La propia infancia es un
país, o, al menos, debiera serlo; lástima que, al crecer, perdamos la
nacionalidad...
Los años de la niñez son
para cada uno de nosotros los tiempos más fabulosos de la historia. He vivido
intensa y constantemente en el recuerdo de mi propia infancia, siempre presente
en mi alma. Con el transcurrir de los años, he llegado a tres conclusiones, que
quisiera compartir con los supuestos lectores que en algún sitio pudieran
aparecer.
1ª) La propia infancia es
un país plagado de difuntos presentes. La mayoría de los personajes con los que
convivimos en nuestra niñez han ido desapareciendo gradualmente.

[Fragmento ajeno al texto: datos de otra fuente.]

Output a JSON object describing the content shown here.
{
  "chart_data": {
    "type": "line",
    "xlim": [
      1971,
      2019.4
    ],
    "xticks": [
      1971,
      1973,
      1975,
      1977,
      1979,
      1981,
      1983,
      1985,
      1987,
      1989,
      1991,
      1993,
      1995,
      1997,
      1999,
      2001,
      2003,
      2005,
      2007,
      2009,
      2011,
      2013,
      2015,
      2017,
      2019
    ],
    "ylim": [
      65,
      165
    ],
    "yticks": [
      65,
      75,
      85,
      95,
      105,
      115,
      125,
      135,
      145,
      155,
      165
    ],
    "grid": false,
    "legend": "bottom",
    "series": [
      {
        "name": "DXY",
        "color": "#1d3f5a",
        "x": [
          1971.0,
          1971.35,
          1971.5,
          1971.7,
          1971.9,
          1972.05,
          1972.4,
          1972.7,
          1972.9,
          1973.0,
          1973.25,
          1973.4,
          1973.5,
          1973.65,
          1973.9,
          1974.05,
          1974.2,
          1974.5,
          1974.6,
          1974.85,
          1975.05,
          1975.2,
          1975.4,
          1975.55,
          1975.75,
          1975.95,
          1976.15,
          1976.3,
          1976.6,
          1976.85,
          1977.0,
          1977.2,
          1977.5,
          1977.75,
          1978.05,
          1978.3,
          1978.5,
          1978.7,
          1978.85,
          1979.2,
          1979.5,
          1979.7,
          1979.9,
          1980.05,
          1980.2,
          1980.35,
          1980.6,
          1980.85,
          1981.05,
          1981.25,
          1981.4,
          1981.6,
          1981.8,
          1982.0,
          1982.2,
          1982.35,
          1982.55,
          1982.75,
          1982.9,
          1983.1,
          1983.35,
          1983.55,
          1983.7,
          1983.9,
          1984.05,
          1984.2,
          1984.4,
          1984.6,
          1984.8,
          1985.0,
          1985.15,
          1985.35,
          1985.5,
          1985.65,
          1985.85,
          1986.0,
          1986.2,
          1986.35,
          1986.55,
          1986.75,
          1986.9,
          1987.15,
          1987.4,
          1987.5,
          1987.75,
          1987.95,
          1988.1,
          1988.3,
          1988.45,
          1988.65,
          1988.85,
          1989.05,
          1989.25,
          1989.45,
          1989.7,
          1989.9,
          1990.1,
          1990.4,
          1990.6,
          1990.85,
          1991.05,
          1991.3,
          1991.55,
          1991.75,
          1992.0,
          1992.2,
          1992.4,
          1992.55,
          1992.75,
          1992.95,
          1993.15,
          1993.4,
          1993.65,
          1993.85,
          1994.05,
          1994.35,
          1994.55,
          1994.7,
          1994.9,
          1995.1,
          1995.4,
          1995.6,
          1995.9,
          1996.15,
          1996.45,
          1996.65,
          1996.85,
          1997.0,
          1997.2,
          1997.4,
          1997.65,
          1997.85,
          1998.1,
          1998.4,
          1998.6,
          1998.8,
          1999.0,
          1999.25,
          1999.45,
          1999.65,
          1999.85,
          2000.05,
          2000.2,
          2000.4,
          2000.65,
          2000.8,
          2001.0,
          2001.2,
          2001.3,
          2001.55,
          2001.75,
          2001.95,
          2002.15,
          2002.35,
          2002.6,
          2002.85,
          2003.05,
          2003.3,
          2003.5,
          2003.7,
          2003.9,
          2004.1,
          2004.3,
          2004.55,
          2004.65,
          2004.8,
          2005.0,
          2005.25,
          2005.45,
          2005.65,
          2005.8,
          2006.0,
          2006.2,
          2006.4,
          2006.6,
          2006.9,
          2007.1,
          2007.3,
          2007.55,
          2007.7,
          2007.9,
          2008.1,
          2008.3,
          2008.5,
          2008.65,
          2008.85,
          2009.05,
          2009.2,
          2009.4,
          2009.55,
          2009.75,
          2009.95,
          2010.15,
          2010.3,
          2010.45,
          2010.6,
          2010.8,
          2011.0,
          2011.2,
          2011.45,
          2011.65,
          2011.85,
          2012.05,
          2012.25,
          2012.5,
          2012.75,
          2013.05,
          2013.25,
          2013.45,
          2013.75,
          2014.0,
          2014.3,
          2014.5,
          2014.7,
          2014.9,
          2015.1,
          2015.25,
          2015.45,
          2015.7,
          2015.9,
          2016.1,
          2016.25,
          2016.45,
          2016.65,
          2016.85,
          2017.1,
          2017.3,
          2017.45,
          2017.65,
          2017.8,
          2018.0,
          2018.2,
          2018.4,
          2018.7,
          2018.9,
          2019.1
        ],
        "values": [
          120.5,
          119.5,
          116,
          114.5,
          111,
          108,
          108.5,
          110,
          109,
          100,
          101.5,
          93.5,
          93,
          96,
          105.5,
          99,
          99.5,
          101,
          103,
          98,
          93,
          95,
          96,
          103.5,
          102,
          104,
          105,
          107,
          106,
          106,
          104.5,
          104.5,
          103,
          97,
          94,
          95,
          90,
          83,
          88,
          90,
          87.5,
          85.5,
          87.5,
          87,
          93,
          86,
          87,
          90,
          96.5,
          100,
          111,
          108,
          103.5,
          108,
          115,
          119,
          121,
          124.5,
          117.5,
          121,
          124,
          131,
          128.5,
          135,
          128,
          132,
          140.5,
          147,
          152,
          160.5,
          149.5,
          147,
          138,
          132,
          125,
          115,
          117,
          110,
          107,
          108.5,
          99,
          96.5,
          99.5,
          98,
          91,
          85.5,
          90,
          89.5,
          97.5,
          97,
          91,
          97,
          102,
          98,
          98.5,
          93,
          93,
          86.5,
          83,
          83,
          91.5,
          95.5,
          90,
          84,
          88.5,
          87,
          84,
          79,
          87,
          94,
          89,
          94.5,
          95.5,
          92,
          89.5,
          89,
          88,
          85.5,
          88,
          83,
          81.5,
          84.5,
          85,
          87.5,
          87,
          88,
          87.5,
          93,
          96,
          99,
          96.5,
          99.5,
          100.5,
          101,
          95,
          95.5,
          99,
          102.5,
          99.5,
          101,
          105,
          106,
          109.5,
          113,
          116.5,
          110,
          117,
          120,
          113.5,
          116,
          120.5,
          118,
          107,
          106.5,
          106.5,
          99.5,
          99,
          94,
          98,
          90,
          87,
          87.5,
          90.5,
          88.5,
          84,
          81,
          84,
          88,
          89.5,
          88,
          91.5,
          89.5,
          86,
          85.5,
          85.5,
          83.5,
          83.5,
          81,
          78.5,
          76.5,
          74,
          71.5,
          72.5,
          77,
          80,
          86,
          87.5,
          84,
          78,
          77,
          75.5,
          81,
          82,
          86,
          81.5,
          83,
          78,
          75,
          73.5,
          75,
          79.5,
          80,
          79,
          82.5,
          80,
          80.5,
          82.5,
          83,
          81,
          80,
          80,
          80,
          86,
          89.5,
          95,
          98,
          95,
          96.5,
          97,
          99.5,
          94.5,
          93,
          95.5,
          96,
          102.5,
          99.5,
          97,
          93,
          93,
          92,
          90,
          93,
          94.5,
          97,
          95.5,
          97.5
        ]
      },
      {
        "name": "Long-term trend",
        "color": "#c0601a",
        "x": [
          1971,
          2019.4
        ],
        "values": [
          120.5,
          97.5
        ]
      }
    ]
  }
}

Mis bisabuelos
Isabel y Pedro, mis abuelos, mis padres, y otros muchos de quienes más aprendí
habitan ya entre las estrellas del cielo. El peso de los grandes protagonistas
infantiles persiste en nuestra memoria, tanto más vigentes cuanto más etéreos.
2º) La propia infancia es
un país cargado de vivencias. Las experiencias más significativas y decisivas
se producen en las edades más tempranas. Los sucesos se aceleran y atropellan
en nuestros primeros años; a menudo, sin que puedan ser entendidos en su
momento por quienes los vivimos y los aceptamos como inevitables. Esas
vivencias moldean crucialmente nuestro espíritu.

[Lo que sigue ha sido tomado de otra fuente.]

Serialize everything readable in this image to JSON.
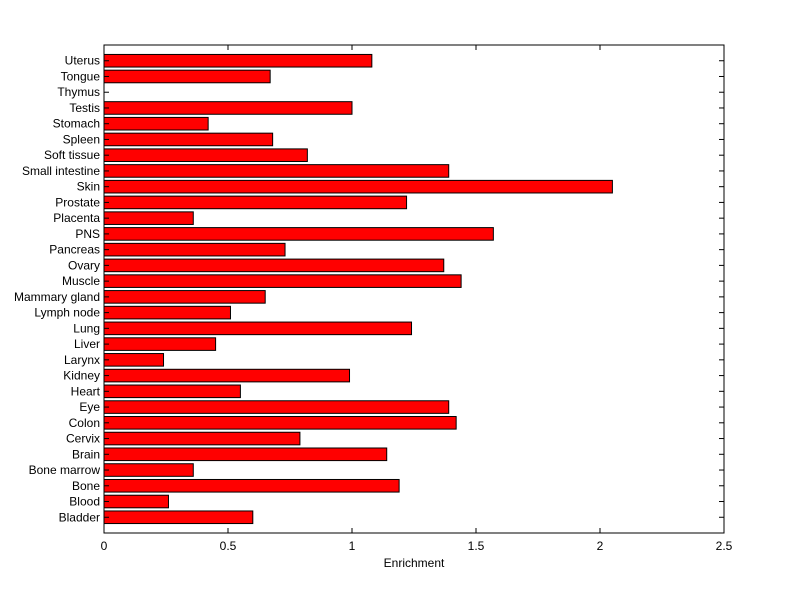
{
  "chart_data": {
    "type": "bar",
    "orientation": "horizontal",
    "title": "",
    "xlabel": "Enrichment",
    "ylabel": "",
    "xlim": [
      0,
      2.5
    ],
    "xticks": [
      0,
      0.5,
      1,
      1.5,
      2,
      2.5
    ],
    "xtick_labels": [
      "0",
      "0.5",
      "1",
      "1.5",
      "2",
      "2.5"
    ],
    "grid": false,
    "bar_color": "#ff0000",
    "bar_edge_color": "#000000",
    "categories": [
      "Bladder",
      "Blood",
      "Bone",
      "Bone marrow",
      "Brain",
      "Cervix",
      "Colon",
      "Eye",
      "Heart",
      "Kidney",
      "Larynx",
      "Liver",
      "Lung",
      "Lymph node",
      "Mammary gland",
      "Muscle",
      "Ovary",
      "Pancreas",
      "PNS",
      "Placenta",
      "Prostate",
      "Skin",
      "Small intestine",
      "Soft tissue",
      "Spleen",
      "Stomach",
      "Testis",
      "Thymus",
      "Tongue",
      "Uterus"
    ],
    "values": [
      0.6,
      0.26,
      1.19,
      0.36,
      1.14,
      0.79,
      1.42,
      1.39,
      0.55,
      0.99,
      0.24,
      0.45,
      1.24,
      0.51,
      0.65,
      1.44,
      1.37,
      0.73,
      1.57,
      0.36,
      1.22,
      2.05,
      1.39,
      0.82,
      0.68,
      0.42,
      1.0,
      0.0,
      0.67,
      1.08
    ]
  }
}
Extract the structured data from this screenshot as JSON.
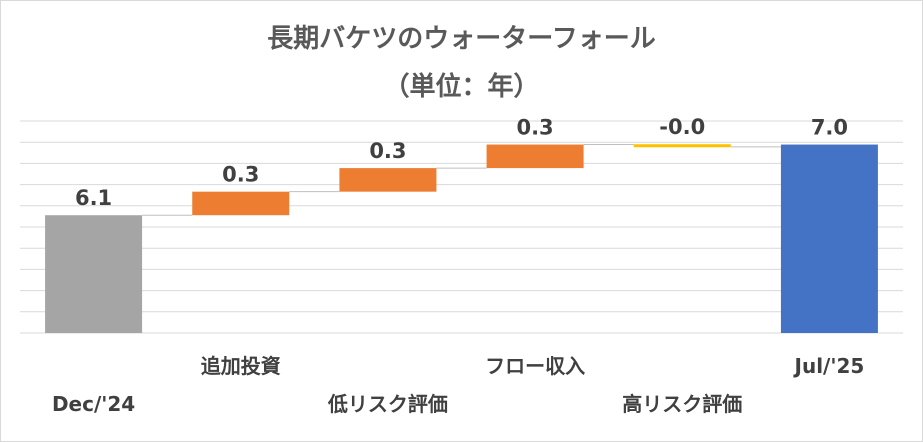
{
  "chart_data": {
    "type": "bar",
    "title": "長期バケツのウォーターフォール",
    "subtitle": "（単位：年）",
    "categories": [
      "Dec/'24",
      "追加投資",
      "低リスク評価",
      "フロー収入",
      "高リスク評価",
      "Jul/'25"
    ],
    "values": [
      6.1,
      0.3,
      0.3,
      0.3,
      -0.03,
      7.0
    ],
    "value_labels": [
      "6.1",
      "0.3",
      "0.3",
      "0.3",
      "-0.0",
      "7.0"
    ],
    "bar_kind": [
      "total",
      "increase",
      "increase",
      "increase",
      "decrease",
      "total"
    ],
    "ylim": [
      4.6,
      7.3
    ],
    "grid": true,
    "colors": {
      "start_total": "#a5a5a5",
      "increase": "#ed7d31",
      "decrease": "#ffc000",
      "end_total": "#4472c4",
      "gridline": "#d9d9d9",
      "connector": "#bfbfbf"
    }
  }
}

3º) La propia infancia es un país rebosante
de claves. La vida paulatinamente nos descubre las soluciones que explican lo
que nos asombró durante la inocencia de nuestra niñez. La existencia va
adquiriendo su significado progresivamente. El descubrimiento de los secretos y
la magia del aprendizaje son máximos en las etapas incipientes; luego el
escepticismo y, lo que es peor, la indiferencia se van apropiando de n osotros.
Por todo ello, muchos
reivindicamos el retorno a los valores de la infancia, a los hallazgos propios
de la niñez. No es nuevo el mensaje de la infancia como la patria común de
todos los mortales.
Antoine de Saint-Exupery señaló que
“la infancia es la patria de todos los hombres”. Más matizadamente,
Georges Bataille apuntaba que “la
literatura es la infancia al fin recuperada”.
Otra conclusión también
se deriva: La trascendencia de la educación infantil y primaria. Y
necesariamente a través de educadores que coincidan con el pedagogo suizo
Edouard Claparede, cuando sentenció
que “todo el sentido que se da a la educación depende del significado que
cada uno atribuya a la infancia”. De ahí la necesidad de que todos los
adultos, pero especialmente quienes somos padres o educadores, interpretemos
debidamente la etapa de la infancia. Con la misma atribución que otorgamos a
nuestra propia niñez, desde la percepción más personal.
Sólo así descubriremos
que la razón última es que “la infancia es un país repleto de amor”, ese deseo
de imitación divina. El escritor
Gilbert Keith Chesterton relataba:
“Dios crea cada margarita separadamente, y nunca se cansa de forjarlas.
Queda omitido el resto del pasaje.